The Python-level numbers above are bounded by interpreter overhead. At the hardware level — which is the natural framing for "ALU only":

  • bind = XOR instruction on a packed register (1 cycle for the whole hypervector if D ≤ register width; constant cycles per cache line for larger D).
  • hamming_distance = XOR + POPCNT instructions (POPCNT is 3-5 cycle latency on modern x86; ~0.3 µs for D=940 vectors using AVX2 + popcount). NEON has equivalent.
  • permute = combined shift + OR across cache lines. Hardware-friendly; an FPGA could do a 940-bit cyclic shift in O(log D) gates.
  • bundle (majority) = column-wise popcount + threshold. AVX-512 has _mm512_popcnt_epi64; SVE2 has cnt. Bit-serial-style, but parallel across the D axis.
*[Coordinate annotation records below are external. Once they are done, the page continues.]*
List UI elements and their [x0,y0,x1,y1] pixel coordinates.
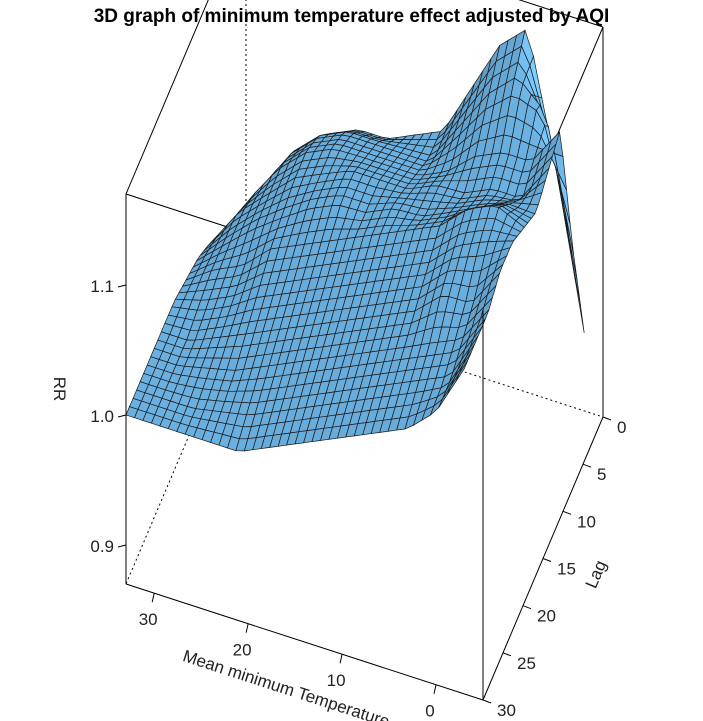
lag-tick-label: 5 [597,465,606,484]
z-tick-label: 0.9 [90,537,114,556]
lag-tick [602,416,612,421]
x-tick-label: 10 [327,671,346,690]
lag-tick [582,463,592,468]
x-axis-title: Mean minimum Temperature [181,646,392,721]
z-axis-title: RR [50,377,69,402]
z-tick-label: 1.1 [90,277,114,296]
surface-mesh [125,28,585,452]
x-tick-label: 30 [139,610,158,629]
lag-tick-label: 25 [517,654,536,673]
lag-tick [502,652,512,657]
x-tick [245,623,249,633]
lag-tick [522,605,532,610]
box-edge [125,583,484,701]
chart-title: 3D graph of minimum temperature effect a… [93,6,610,27]
x-tick [339,654,343,664]
lag-tick-label: 30 [497,701,516,720]
x-tick [151,593,155,603]
lag-tick-label: 0 [617,418,626,437]
lag-tick [562,510,572,515]
z-tick [117,544,127,548]
x-tick [433,684,437,694]
lag-tick-label: 20 [537,607,556,626]
lag-tick [482,699,492,704]
lag-tick [542,558,552,562]
box-edge [125,0,209,195]
x-tick-label: 20 [233,641,252,660]
lag-tick-label: 15 [557,560,576,579]
box-edge [518,0,604,28]
x-tick-label: 0 [425,702,434,721]
surface-facet [455,360,469,382]
z-tick-label: 1.0 [90,407,114,426]
z-tick [117,284,127,288]
lag-tick-label: 10 [577,512,596,531]
lag-axis-title: Lag [582,558,611,592]
z-tick [117,414,127,418]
A hand-tuned C / NEON / AVX-512 implementation of the bit ALU would close the remaining gaps to native speed and likely turn the 0.05–0.89× rows into 5–50× wins. That's a v0.4.x scope; for v0.3.0 the "first run" is to establish that the algebraic substrate is sound (this PR) and measure the pure-Python baseline.
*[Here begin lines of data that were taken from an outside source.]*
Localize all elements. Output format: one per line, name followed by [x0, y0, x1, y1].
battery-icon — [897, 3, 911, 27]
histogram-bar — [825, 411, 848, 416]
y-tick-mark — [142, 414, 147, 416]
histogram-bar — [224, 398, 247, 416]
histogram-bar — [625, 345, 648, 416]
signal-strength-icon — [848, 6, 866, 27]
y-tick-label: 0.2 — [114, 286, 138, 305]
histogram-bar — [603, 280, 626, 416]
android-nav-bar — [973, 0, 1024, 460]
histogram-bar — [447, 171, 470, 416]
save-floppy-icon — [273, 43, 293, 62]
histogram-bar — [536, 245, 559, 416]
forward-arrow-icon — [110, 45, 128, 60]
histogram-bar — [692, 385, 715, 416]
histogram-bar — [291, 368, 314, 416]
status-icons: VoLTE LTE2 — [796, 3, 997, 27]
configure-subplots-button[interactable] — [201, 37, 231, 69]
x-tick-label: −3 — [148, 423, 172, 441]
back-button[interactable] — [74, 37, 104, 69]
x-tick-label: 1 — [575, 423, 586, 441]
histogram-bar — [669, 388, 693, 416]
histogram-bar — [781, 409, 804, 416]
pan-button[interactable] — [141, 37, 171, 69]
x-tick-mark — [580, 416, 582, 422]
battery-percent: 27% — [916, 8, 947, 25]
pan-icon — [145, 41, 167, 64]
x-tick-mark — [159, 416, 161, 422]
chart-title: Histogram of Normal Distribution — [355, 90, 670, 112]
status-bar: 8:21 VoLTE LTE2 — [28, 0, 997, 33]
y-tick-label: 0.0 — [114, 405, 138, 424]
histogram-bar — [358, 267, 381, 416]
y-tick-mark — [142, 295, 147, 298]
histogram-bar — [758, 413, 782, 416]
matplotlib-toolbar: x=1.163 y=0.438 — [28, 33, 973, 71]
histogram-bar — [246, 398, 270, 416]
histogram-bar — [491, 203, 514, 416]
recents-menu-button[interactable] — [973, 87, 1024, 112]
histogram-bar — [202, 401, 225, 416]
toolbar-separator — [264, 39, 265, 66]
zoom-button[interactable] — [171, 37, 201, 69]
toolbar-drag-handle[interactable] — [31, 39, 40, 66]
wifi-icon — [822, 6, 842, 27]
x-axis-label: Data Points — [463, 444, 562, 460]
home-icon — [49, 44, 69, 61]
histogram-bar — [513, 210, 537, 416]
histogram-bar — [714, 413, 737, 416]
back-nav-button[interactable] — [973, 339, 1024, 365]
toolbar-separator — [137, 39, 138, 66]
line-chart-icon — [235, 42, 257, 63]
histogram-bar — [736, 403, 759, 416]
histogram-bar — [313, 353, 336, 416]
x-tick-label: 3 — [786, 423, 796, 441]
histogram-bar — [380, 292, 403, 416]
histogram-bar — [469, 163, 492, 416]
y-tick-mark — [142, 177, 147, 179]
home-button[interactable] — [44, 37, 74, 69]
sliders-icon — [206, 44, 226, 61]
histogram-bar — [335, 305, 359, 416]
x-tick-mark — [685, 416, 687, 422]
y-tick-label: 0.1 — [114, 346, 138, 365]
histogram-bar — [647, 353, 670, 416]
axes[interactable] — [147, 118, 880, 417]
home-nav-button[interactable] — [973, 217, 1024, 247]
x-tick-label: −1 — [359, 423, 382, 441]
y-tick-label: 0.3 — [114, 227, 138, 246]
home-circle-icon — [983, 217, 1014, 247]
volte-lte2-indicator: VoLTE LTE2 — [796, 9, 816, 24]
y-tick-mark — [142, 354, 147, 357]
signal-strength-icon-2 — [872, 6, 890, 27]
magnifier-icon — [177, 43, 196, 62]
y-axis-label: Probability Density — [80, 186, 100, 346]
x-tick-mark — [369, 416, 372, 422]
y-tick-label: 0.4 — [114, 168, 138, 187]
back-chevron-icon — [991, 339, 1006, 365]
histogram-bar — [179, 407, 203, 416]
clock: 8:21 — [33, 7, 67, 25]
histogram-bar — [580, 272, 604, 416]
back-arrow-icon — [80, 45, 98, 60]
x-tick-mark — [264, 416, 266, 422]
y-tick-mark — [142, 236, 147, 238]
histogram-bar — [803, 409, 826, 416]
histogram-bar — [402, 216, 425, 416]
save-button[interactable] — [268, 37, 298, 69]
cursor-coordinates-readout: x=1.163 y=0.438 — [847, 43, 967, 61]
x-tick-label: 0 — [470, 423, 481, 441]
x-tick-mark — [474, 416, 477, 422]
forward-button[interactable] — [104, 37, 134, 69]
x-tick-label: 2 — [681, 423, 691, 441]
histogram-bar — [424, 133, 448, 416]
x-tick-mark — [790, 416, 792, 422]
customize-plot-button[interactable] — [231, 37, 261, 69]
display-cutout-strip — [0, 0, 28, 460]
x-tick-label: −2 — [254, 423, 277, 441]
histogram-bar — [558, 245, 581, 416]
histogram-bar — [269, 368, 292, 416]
What's next (deferred to v0.4.x)

  1. Numpy-fast permute — replace Python big-int rotate with np.unpackbits + np.roll + np.packbits, or with vectorised cross-word << / >> on uint64[]. Estimated 10-50× speedup at D=13 440.
  2. np.bitwise_count for similarity — drop the Python-level int.bit_count() loop. Estimated 5-20× speedup at all D.
  3. Encoder fast-path — once permute is fast, the full bit-ALU encoder should beat the complex128 encoder by the bind ratio (2-10×) at all D.
  4. Bit-ALU H-battery rows — does the bit-ALU encoder pass the same H-battery checks as the complex128 encoder (round-trip, σ_day unit-operator, etc.)? Almost certainly yes (same algebraic structure), but worth pinning.
  5. Hardware-style rotation operators — the Antikythera's gear ratios are themselves a kind of rotation. There's a research thread on whether the bit_alu.permute(v, k) for non-trivial k corresponds to gear-ratio-style multi-day advance, and whether that's a faithful representation of the mechanism's gear DAG. Out of scope for this PR.

Cross-references

  • Notebook §6 (E-H2 / E-H3 / E-H4) — the H-battery rows the bit-ALU should also pass once exercised.
  • Notebook §3 (cyclic-group algebra B-H1 / B-H2) — the algebraic substrate the bit-ALU implements verbatim, just in BSC (Binary Spatter Code) instead of FHRR.
  • ADR 0012 — the "algebra/eigenbasis modelling, not CAD/fabrication" scope discipline. The bit-ALU is the cleanest possible implementation OF that discipline: every operation is bitwise / phase-space algebra.

Sources

  • Kanerva (2009). "Hyperdimensional Computing: An Introduction to Computing in Distributed Representation with High-Dimensional Random Vectors." Cognitive Computation 1:139.
  • Plate (2003). Holographic Reduced Representation: Distributed Representation for Cognitive Structures. CSLI Publications.
  • Schlegel, Neubert & Protzel (2022). "A Comparison of Vector Symbolic Architectures." Artif. Intell. Rev. 55:4523. (Survey; this module implements the BSC variant.)
  • IAU 2009 / SOFA constants — sidereal day length, mean solar day length.